The westward expansion essentially created free land for those who were will to claim it and fight for it.  This became the social and economic safety net for Europeans who could not make it on the more civilized east coast.  If you couldn’t make it in Boston or Charleston, you could set out for Indiana or Alabama, and eventually Kansas, Texas, or California.  Life was hard, but it was possible to get out of the oppressive slums in the east coast cities where immigrants first arrived.  Today, if you are stuck in a slum, there is no wild West to go to.  Three is no more free land, although people like Cliven Bundy claim that there should be.  As a result, it is harder for people trapped in slums to get out. 

Another mass migration that took place later was the movement of blacks from the deep South, where they had lived since slavery, to the industrial north, where low skilled jobs with good pay were available, particularly in the car industry in Detroit.  These jobs became the security safety net for struggling poor people in the South. 

When the Great Depression hit, however, the geographic safety net had largely disappeared.  There was no golden region of the country to which people could flee for a better life.  It was only then, under FDR, that the government moved in to provide its own safety net in the form of the CCC, WPA, TVA, Social Security and other government programs.  These programs became necessary because by 1930, the formerly empty United States had filled up with people. 

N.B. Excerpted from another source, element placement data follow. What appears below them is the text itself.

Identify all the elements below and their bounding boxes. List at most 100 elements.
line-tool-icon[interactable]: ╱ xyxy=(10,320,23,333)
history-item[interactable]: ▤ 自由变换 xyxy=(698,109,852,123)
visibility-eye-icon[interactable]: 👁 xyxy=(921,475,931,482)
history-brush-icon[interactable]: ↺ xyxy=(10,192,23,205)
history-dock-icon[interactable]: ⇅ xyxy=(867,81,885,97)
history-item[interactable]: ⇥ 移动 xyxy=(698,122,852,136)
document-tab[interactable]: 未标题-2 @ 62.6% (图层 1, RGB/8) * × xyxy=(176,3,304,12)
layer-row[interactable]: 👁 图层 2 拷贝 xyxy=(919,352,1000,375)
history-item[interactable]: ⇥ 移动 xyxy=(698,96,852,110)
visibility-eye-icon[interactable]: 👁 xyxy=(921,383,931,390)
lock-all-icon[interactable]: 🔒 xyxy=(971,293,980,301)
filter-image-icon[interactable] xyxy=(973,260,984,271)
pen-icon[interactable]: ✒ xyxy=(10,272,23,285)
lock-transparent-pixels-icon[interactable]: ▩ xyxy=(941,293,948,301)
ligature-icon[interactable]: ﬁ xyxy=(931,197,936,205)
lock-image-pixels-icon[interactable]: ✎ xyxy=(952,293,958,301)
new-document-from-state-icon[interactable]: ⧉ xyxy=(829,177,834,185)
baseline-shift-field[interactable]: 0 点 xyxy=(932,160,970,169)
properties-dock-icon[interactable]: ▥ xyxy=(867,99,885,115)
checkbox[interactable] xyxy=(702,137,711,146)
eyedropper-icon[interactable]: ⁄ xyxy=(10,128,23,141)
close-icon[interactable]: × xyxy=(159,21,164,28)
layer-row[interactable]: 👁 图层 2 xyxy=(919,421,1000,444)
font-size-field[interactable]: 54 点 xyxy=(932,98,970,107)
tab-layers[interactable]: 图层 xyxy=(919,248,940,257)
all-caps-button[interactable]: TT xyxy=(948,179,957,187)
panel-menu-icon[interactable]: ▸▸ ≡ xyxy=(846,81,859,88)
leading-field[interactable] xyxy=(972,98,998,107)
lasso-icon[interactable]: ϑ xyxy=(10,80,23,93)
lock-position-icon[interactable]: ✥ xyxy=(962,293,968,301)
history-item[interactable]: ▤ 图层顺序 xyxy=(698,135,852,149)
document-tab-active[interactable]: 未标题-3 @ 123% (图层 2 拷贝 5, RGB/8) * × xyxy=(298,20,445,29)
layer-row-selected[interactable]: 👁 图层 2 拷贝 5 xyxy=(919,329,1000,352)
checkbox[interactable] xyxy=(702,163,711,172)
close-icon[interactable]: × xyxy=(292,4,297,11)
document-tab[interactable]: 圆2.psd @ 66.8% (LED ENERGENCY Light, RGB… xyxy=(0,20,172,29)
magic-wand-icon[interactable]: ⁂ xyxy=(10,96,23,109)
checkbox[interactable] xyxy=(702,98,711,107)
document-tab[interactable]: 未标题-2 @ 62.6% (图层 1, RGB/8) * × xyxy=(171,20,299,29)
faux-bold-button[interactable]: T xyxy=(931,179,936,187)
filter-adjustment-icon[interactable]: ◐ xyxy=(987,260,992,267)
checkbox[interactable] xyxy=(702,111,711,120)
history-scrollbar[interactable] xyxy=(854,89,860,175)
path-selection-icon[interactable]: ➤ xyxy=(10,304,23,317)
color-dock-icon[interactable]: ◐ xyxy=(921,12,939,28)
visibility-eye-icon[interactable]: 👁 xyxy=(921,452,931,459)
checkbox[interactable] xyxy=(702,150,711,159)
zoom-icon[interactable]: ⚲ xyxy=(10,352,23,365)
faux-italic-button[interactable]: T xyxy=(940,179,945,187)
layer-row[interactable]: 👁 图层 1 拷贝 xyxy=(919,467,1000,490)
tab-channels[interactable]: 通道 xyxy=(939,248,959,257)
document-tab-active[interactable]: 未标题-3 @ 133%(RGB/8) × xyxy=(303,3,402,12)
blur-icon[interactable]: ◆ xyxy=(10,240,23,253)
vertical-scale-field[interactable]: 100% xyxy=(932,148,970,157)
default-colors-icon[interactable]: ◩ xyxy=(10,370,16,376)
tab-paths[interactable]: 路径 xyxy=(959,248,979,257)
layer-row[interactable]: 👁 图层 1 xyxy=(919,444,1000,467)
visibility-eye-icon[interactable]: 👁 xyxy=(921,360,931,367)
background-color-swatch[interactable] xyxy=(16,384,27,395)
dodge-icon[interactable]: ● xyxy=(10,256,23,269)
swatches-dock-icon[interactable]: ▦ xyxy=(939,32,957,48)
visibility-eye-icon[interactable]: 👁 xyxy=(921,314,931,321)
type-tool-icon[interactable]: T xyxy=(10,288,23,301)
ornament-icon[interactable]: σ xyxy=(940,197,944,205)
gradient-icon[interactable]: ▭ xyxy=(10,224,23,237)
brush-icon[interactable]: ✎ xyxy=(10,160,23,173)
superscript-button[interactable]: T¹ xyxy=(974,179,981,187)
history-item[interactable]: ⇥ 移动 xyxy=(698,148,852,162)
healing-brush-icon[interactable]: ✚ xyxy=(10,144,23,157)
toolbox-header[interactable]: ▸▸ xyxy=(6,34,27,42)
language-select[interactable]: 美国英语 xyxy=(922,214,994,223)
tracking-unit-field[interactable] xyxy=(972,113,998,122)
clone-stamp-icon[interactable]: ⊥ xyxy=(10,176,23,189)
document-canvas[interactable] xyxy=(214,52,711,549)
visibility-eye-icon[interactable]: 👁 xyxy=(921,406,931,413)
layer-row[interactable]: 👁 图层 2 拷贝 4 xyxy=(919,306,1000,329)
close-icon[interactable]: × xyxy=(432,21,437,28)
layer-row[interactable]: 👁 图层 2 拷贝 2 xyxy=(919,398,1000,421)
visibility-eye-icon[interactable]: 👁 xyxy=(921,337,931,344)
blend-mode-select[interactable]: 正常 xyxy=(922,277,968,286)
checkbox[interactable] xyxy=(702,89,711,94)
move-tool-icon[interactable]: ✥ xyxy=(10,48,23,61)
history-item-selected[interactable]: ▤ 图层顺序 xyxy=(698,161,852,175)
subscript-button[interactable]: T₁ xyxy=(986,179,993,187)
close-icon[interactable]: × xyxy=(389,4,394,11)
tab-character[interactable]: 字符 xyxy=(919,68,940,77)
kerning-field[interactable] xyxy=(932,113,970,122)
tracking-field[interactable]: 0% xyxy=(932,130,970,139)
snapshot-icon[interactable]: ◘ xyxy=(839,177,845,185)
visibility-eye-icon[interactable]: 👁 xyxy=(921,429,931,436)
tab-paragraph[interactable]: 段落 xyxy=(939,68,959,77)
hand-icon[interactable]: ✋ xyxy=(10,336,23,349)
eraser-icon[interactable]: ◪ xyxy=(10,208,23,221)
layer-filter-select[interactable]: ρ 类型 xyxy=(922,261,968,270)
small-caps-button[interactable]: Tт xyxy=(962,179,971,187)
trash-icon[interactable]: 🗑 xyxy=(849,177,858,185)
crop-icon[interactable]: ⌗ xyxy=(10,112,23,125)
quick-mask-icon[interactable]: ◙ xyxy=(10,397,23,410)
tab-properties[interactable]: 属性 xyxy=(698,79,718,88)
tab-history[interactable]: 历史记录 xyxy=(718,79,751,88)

Prior to this there had been few restraints on immigration, because people saw it as positive to make use of empty land by farming, ranching, mining or manufacturing.  During this open immigration period, most of the immigrants came from Europe, mainly from western and northern Europe.  Thus it was not surprising when prejudice grew up against immigrants from Ireland and Italy by settlers of English and northern European extraction, for example.  The descendants brought some of their old-country hostilities with them.  Irish-English animosities were alive and well in Boston and Belfast well into the 1990s. 


The idea that the United States has always been a land welcoming any immigrants from anywhere is largely fiction.  Blacks arrived as slaves.  The Chinese were discriminated against for years, as were southern Europeans.  Even immigrants like the Germans and Poles, largely went west to more open places like Michigan and Minnesota, finding the already crowded east coast somewhat hostile to them.